Le communiqué précise que la participation à ce Conseil sera limitée à un cercle restreint de dirigeants internationaux reconnus pour leur engagement en faveur de la stabilité et du développement durable. L’invitation adressée au Souverain marocain est présentée comme une reconnaissance de son rôle diplomatique et de sa stature sur la scène internationale, ainsi que de la confiance dont il jouit auprès des États-Unis et de la communauté internationale.

Dans sa réponse, le Roi Mohammed VI a salué l’engagement et la vision du Président américain en matière de promotion de la paix et a accepté de prendre part à cette initiative. Dans ce cadre, le Royaume du Maroc procédera à la ratification de la Charte constitutive du futur Conseil de Paix.

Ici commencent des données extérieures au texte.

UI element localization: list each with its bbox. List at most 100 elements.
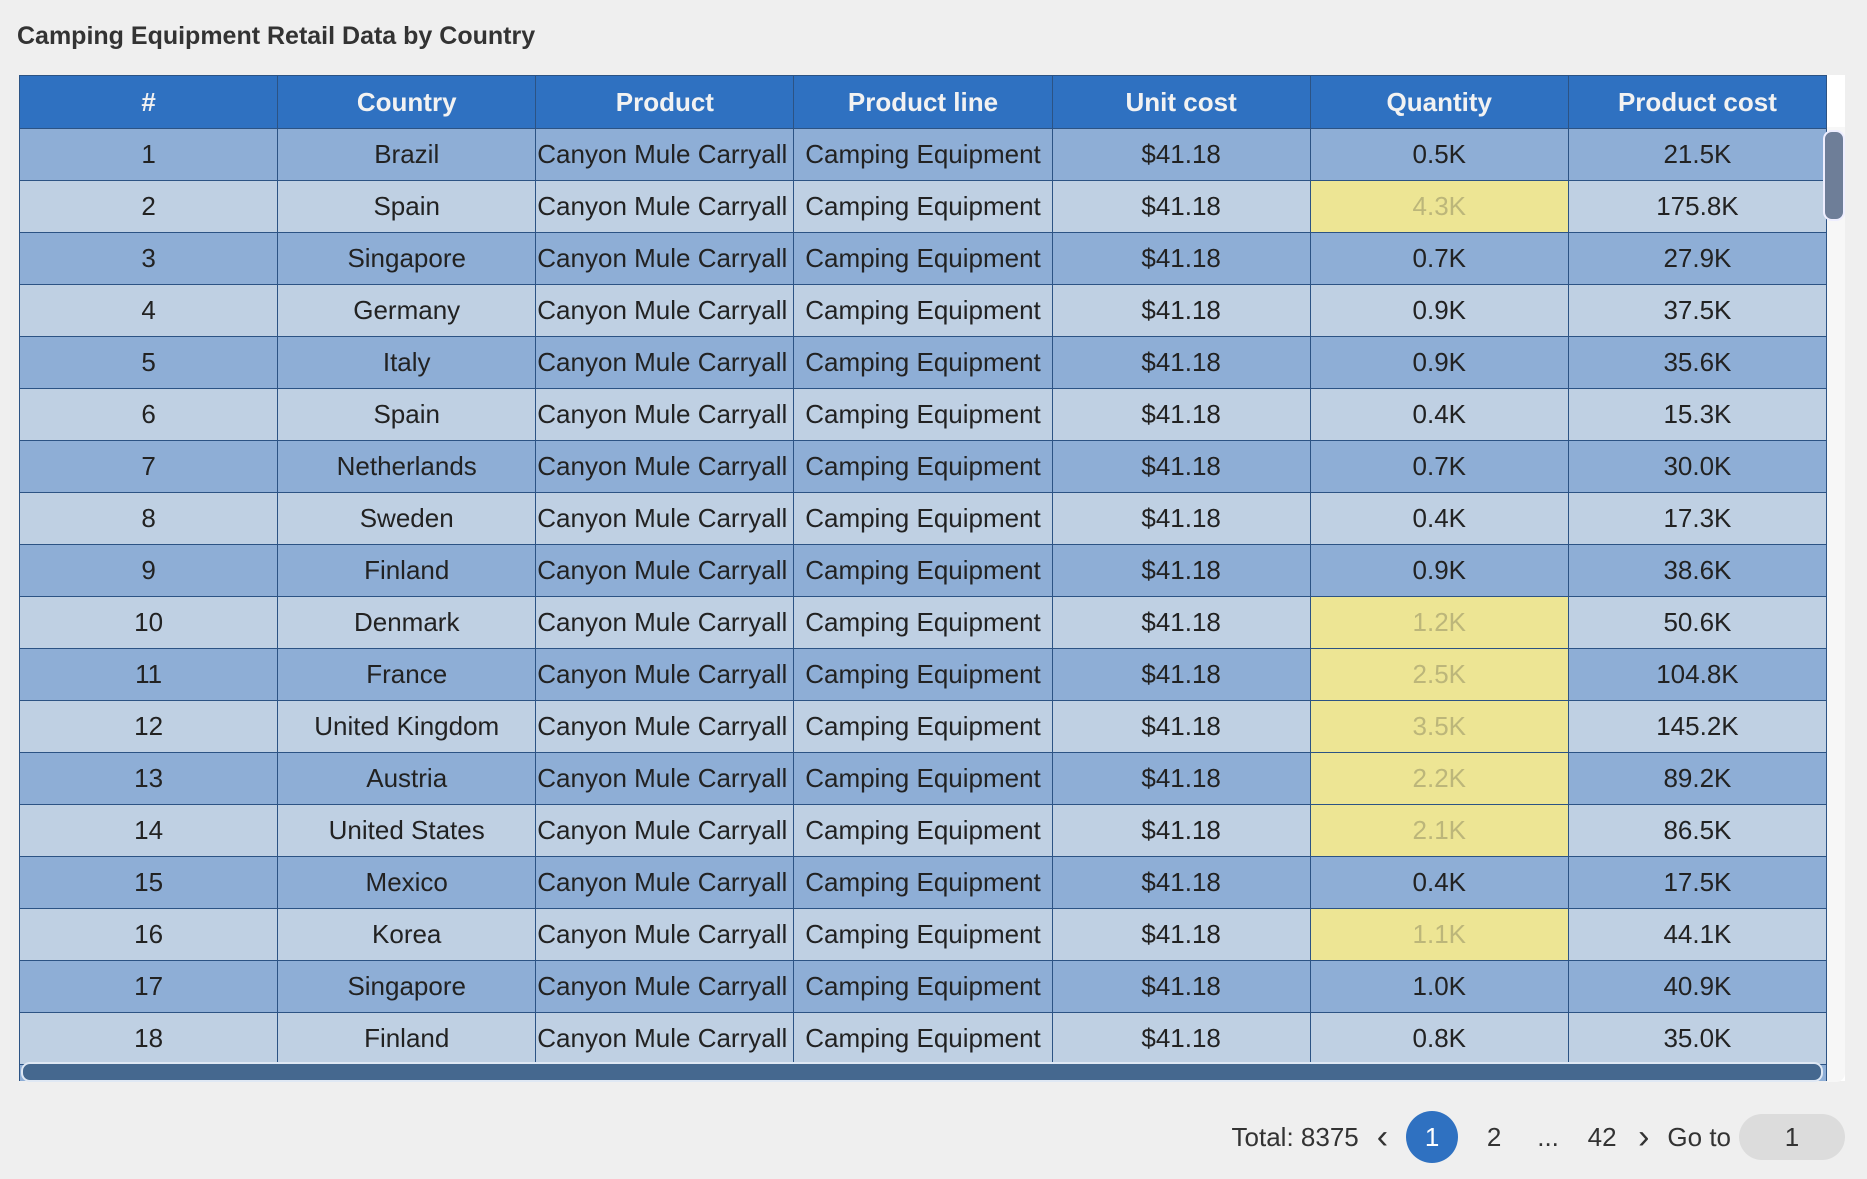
goto-page-input[interactable]: 1 [1739,1114,1845,1160]
table-row[interactable]: 14 United States Canyon Mule Carryall Campi… [19,804,1828,857]
cell-line: Camping Equipment [793,908,1053,961]
vertical-scroll-track[interactable] [1827,127,1845,1082]
column-header[interactable]: Country [277,75,537,129]
cell-n: 10 [19,596,279,649]
table-row[interactable]: 13 Austria Canyon Mule Carryall Camping Equ… [19,752,1828,805]
cell-cost: 17.5K [1567,856,1828,909]
cell-product: Canyon Mule Carryall [535,960,795,1013]
cell-line: Camping Equipment [793,336,1053,389]
column-header[interactable]: Quantity [1309,75,1569,129]
cell-n: 17 [19,960,279,1013]
cell-country: Austria [277,752,537,805]
cell-unit: $41.18 [1051,180,1311,233]
cell-cost: 35.0K [1567,1012,1828,1065]
cell-n: 8 [19,492,279,545]
column-header[interactable]: Product line [793,75,1053,129]
column-header[interactable]: # [19,75,279,129]
table-row[interactable]: 15 Mexico Canyon Mule Carryall Camping Equi… [19,856,1828,909]
cell-product: Canyon Mule Carryall [535,908,795,961]
cell-n: 12 [19,700,279,753]
cell-unit: $41.18 [1051,284,1311,337]
table-row[interactable]: 12 United Kingdom Canyon Mule Carryall Camp… [19,700,1828,753]
cell-line: Camping Equipment [793,856,1053,909]
cell-qty: 0.5K [1309,128,1569,181]
cell-n: 15 [19,856,279,909]
cell-unit: $41.18 [1051,908,1311,961]
page-1-button[interactable]: 1 [1406,1111,1459,1163]
table-row[interactable]: 17 Singapore Canyon Mule Carryall Camping E… [19,960,1828,1013]
cell-line: Camping Equipment [793,648,1053,701]
table-row[interactable]: 2 Spain Canyon Mule Carryall Camping Equipm… [19,180,1828,233]
vertical-scrollbar-thumb[interactable] [1823,130,1845,221]
cell-cost: 17.3K [1567,492,1828,545]
cell-product: Canyon Mule Carryall [535,700,795,753]
cell-n: 5 [19,336,279,389]
cell-n: 9 [19,544,279,597]
cell-unit: $41.18 [1051,388,1311,441]
cell-n: 4 [19,284,279,337]
table-row[interactable]: 3 Singapore Canyon Mule Carryall Camping Eq… [19,232,1828,285]
prev-page-icon[interactable]: ‹ [1376,1117,1389,1156]
cell-line: Camping Equipment [793,544,1053,597]
table-row[interactable]: 18 Finland Canyon Mule Carryall Camping Equ… [19,1012,1828,1065]
horizontal-scrollbar-thumb[interactable] [21,1062,1823,1082]
cell-unit: $41.18 [1051,596,1311,649]
cell-product: Canyon Mule Carryall [535,544,795,597]
cell-country: Singapore [277,232,537,285]
column-header[interactable]: Product [535,75,795,129]
cell-n: 1 [19,128,279,181]
cell-n: 14 [19,804,279,857]
cell-qty: 0.7K [1309,232,1569,285]
cell-line: Camping Equipment [793,232,1053,285]
table-row[interactable]: 8 Sweden Canyon Mule Carryall Camping Equip… [19,492,1828,545]
cell-country: Sweden [277,492,537,545]
cell-product: Canyon Mule Carryall [535,856,795,909]
cell-qty: 0.9K [1309,336,1569,389]
table-row[interactable]: 4 Germany Canyon Mule Carryall Camping Equi… [19,284,1828,337]
cell-country: Germany [277,284,537,337]
cell-n: 2 [19,180,279,233]
cell-n: 18 [19,1012,279,1065]
cell-product: Canyon Mule Carryall [535,648,795,701]
cell-product: Canyon Mule Carryall [535,128,795,181]
cell-country: Denmark [277,596,537,649]
table-row[interactable]: 7 Netherlands Canyon Mule Carryall Camping … [19,440,1828,493]
goto-label: Go to [1667,1121,1731,1152]
cell-country: France [277,648,537,701]
cell-unit: $41.18 [1051,700,1311,753]
page-2-button[interactable]: 2 [1486,1121,1502,1152]
table-row[interactable]: 1 Brazil Canyon Mule Carryall Camping Equip… [19,128,1828,181]
cell-unit: $41.18 [1051,960,1311,1013]
cell-qty: 0.9K [1309,284,1569,337]
table-row[interactable]: 6 Spain Canyon Mule Carryall Camping Equipm… [19,388,1828,441]
cell-unit: $41.18 [1051,128,1311,181]
table-header-row: # Country Product Product line Unit cost Quan… [19,75,1828,129]
cell-country: Spain [277,180,537,233]
cell-unit: $41.18 [1051,648,1311,701]
table-row[interactable]: 5 Italy Canyon Mule Carryall Camping Equipm… [19,336,1828,389]
cell-product: Canyon Mule Carryall [535,492,795,545]
cell-cost: 175.8K [1567,180,1828,233]
page-ellipsis[interactable]: ... [1537,1121,1559,1152]
pagination: Total: 8375 ‹ 1 2 ... 42 › Go to 1 [1214,1111,1845,1163]
table-row[interactable]: 10 Denmark Canyon Mule Carryall Camping Equ… [19,596,1828,649]
column-header[interactable]: Product cost [1567,75,1828,129]
cell-qty: 1.1K [1309,908,1569,961]
next-page-icon[interactable]: › [1638,1117,1650,1156]
cell-qty: 0.7K [1309,440,1569,493]
table-row[interactable]: 11 France Canyon Mule Carryall Camping Equi… [19,648,1828,701]
cell-cost: 50.6K [1567,596,1828,649]
table-row[interactable]: 16 Korea Canyon Mule Carryall Camping Equip… [19,908,1828,961]
cell-n: 11 [19,648,279,701]
cell-unit: $41.18 [1051,232,1311,285]
page-42-button[interactable]: 42 [1587,1121,1617,1152]
cell-unit: $41.18 [1051,1012,1311,1065]
column-header[interactable]: Unit cost [1051,75,1311,129]
cell-unit: $41.18 [1051,492,1311,545]
cell-line: Camping Equipment [793,128,1053,181]
cell-qty: 2.5K [1309,648,1569,701]
total-count: Total: 8375 [1231,1121,1359,1152]
cell-country: Singapore [277,960,537,1013]
cell-product: Canyon Mule Carryall [535,180,795,233]
table-row[interactable]: 9 Finland Canyon Mule Carryall Camping Equi… [19,544,1828,597]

Selon les éléments communiqués, cette nouvelle entité devrait revêtir la forme juridique d’une organisation internationale. Son mandat portera sur la promotion de la stabilité, la restauration de la gouvernance et la consolidation d’une paix durable dans les zones affectées par des conflits ou exposées à des risques d’instabilité. Le fonctionnement du Conseil reposera sur une coopération pragmatique, des actions concrètes et des partenariats orientés vers des résultats mesurables. L’adhésion à cette structure sera strictement conditionnée à une invitation formelle du Président des États-Unis.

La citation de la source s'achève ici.